DC Court Ruling Is Victory for Telecom Consumers

Published March 2, 2004

CHICAGO, March 2, 2004: Earlier today, the U.S. Court of Appeals for the District of Columbia rejected the latest attempt by the Federal Communications Commission to set forth rules determining when telephone companies–called incumbent local exchange carriers, or ILECs–must share their lines and equipment with competitors. Following is a statement by Joseph L. Bast, president of The Heartland Institute, a 20-year-old nonprofit research organization in Chicago. Bast is also publisher of IT Update, a monthly newsletter on information technology policy.


“The District Court’s decision in U.S. Telecom Association v. Federal Communications Commission was a genuine victory for telecommunications consumers throughout the country. If the FCC follows the court’s guidance–something it has failed to do twice before–it will enhance competition in the telecommunications industry, unlock the doors to new investment, and clear the path for exiting new technologies.

“The U.S. Court of Appeals was asked to rule on a complex system of regulations adopted by the FCC to determine when and at what price local telephone companies must share their lines and switches with competitors. The origin of the controversy lies in the Telecommunications Act of 1996, which said this mandate should be enforced when the failure to provide access to network elements would ‘impair’ the ability of new firms to compete for customers.

“According to a U.S. Supreme Court ruling in 1999, the FCC defined ‘impairment’ too broadly, imposing the mandatory sharing requirements in virtually all markets. The FCC narrowed the definition slightly, but had it rejected a second time in 2002. The FCC tried again with its ‘triennial review’ last August. It was that latest set of rules, which included provisions that would have given state public utility commissions more authority in ruling when ‘impairment’ existed, that the court ruled were still too vague and broad to fulfill the spirit of the 1996 Act.

“Consumers (and state policymakers) should celebrate this decision for three reasons. First, the FCC’s rules on ‘impairment’ failed to promote the kind of real facilities-based competition the authors of the 1996 Act sought and that most economists believe is necessary to benefit consumers. Instead, it encouraged a kind of fake competition that consists largely of arbitrage–entrepreneurs simply re-branding and selling telephone services that are still provided by the incumbent local exchange carrier, benefitting from government-controlled prices that enable them to undersell the incumbents. Ending this entitlement to incumbents’ lines and equipment will end the free ride and encourage investment in new facilities.

“Second, the FCC’s rules were discouraging investment in ILECs. Investors are holding up hundreds of billions of dollars in investment capital, waiting to see if the new infrastructure they build will also have to be shared with competitors paying below-market prices.

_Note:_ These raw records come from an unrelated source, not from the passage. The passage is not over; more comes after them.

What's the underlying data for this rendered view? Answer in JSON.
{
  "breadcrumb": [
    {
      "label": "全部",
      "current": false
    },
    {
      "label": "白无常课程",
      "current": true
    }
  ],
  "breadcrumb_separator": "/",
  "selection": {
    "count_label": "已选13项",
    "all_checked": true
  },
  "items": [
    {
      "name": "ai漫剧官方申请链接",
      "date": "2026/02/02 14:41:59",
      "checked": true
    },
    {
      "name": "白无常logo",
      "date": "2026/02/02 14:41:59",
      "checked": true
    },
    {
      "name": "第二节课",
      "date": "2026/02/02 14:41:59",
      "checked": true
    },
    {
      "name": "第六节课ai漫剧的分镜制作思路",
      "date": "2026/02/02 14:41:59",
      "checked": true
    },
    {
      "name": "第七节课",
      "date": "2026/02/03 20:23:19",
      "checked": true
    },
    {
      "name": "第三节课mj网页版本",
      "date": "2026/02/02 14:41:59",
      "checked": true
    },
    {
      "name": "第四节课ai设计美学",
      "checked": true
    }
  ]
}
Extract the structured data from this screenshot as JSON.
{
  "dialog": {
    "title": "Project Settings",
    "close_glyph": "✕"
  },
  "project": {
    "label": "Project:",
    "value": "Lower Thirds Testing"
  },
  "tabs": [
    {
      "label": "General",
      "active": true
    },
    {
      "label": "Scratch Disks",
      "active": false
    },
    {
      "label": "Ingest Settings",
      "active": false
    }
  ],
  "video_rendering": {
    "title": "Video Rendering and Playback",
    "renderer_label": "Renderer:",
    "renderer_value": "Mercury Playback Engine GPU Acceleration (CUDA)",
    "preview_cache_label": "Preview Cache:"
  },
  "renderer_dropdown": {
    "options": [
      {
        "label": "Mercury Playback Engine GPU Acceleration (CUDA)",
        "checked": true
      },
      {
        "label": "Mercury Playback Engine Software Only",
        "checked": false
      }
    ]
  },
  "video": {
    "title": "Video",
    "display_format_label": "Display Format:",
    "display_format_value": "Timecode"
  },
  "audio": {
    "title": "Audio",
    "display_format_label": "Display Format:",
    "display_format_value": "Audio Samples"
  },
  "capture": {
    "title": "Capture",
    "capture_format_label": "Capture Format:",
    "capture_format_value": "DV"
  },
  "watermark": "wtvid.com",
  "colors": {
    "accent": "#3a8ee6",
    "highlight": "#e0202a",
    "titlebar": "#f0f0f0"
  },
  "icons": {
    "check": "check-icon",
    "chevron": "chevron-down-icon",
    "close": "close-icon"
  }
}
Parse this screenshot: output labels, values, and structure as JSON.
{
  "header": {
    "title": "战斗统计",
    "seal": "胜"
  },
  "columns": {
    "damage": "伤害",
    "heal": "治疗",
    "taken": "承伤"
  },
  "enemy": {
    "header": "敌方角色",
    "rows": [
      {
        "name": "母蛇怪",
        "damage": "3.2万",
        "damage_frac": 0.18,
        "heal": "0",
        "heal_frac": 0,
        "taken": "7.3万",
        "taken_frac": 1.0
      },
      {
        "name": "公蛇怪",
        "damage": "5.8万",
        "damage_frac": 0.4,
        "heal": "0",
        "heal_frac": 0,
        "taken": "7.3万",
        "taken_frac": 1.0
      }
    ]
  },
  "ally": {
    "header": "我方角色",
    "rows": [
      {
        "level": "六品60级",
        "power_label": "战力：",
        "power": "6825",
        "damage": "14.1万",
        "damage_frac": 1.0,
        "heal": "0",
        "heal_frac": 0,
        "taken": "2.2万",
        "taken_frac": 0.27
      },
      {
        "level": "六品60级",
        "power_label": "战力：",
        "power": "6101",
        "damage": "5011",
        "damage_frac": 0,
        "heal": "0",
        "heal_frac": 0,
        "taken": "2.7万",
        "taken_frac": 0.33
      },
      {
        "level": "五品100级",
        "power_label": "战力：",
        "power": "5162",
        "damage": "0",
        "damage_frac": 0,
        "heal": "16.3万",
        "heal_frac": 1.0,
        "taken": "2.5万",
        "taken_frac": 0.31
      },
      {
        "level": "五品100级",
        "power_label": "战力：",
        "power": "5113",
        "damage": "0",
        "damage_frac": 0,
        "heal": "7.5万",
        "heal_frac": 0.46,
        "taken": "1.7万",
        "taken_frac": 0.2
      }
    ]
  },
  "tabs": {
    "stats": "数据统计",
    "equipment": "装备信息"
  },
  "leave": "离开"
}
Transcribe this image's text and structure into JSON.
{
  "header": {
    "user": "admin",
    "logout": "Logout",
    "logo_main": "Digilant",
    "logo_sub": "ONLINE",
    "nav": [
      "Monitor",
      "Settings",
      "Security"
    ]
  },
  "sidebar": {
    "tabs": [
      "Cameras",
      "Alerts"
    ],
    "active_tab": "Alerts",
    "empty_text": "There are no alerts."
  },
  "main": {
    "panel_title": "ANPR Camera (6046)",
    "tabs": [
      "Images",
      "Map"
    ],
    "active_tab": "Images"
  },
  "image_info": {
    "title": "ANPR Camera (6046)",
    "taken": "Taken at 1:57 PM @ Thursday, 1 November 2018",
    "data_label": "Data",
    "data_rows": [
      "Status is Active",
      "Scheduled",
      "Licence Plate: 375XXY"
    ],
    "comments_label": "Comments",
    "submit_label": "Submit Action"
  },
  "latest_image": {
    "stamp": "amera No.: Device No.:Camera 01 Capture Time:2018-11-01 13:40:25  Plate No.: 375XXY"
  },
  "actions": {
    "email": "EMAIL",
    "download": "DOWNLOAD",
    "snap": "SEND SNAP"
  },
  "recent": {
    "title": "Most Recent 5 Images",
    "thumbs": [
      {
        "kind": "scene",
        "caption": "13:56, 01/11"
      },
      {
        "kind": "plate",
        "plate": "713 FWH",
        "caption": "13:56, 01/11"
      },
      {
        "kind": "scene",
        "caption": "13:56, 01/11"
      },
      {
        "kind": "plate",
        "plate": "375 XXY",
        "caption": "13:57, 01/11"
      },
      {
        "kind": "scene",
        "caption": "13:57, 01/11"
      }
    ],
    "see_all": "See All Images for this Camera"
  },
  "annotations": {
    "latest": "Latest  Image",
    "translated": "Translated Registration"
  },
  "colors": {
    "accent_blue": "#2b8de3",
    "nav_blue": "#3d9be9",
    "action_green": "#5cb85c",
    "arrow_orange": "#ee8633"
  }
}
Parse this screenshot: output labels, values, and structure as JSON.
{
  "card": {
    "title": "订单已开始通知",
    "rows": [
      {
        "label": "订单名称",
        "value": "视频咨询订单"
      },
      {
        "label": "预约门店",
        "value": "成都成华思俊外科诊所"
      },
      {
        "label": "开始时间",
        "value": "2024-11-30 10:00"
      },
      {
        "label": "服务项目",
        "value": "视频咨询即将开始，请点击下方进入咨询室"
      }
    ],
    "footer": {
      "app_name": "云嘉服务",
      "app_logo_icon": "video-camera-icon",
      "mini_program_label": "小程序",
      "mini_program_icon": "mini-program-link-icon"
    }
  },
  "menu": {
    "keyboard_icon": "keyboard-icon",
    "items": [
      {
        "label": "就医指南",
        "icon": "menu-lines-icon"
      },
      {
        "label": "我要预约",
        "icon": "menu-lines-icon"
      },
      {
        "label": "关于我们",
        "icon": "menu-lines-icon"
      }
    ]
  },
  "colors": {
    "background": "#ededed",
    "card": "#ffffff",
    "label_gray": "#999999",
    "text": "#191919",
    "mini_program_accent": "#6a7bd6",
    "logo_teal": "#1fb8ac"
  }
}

“According to Diane Katz, a telecom analyst with the Michigan-based Mackinac Center for Public Policy, capital spending on telecommunications facilities nationwide fell from $100 billion in 2000 to less than $40 billion in 2003, while the value of publicly traded telecom stocks on the NASDAQ index plunged 80 percent in three years. The result, says Katz, was ‘a $2 trillion reduction in the value of publicly traded telecom firms, a $1 trillion increase in corporate debt, and the loss of 500,000 jobs.’ Outdated and uncertain regulations weren’t responsible for all of this decline, but there is little doubt they prevent the industry’s recovery.

“Third and finally, the old rules ignore the reality that new technologies have brought the age of telecom monopolies to an end. Conventional wireline service faces withering competition from cable, wireless, and soon Internet-based competitors. Voice over the Internet Protocol (VoIP), for example, uses the Internet’s alternate “packet-switching” technology to carry telephone conversations wirelessly or over cable, fiber optic lines, DSL lines, or even (possibly) common electric powerlines. The New Millennium Research Council thinks 40 percent of all calls made in the U.S. will be carried over the Internet by 2009. That’s real competition.

“Line sharing was a failed strategy for encouraging competition and choice in telecommunications. Technology has largely done what regulators could not: free consumers from monopoly wireline telecoms and drive prices down dramatically while expanding the variety and quality of services. It’s time regulators at the FCC and state public utility commissions got the message … and got out of the way.”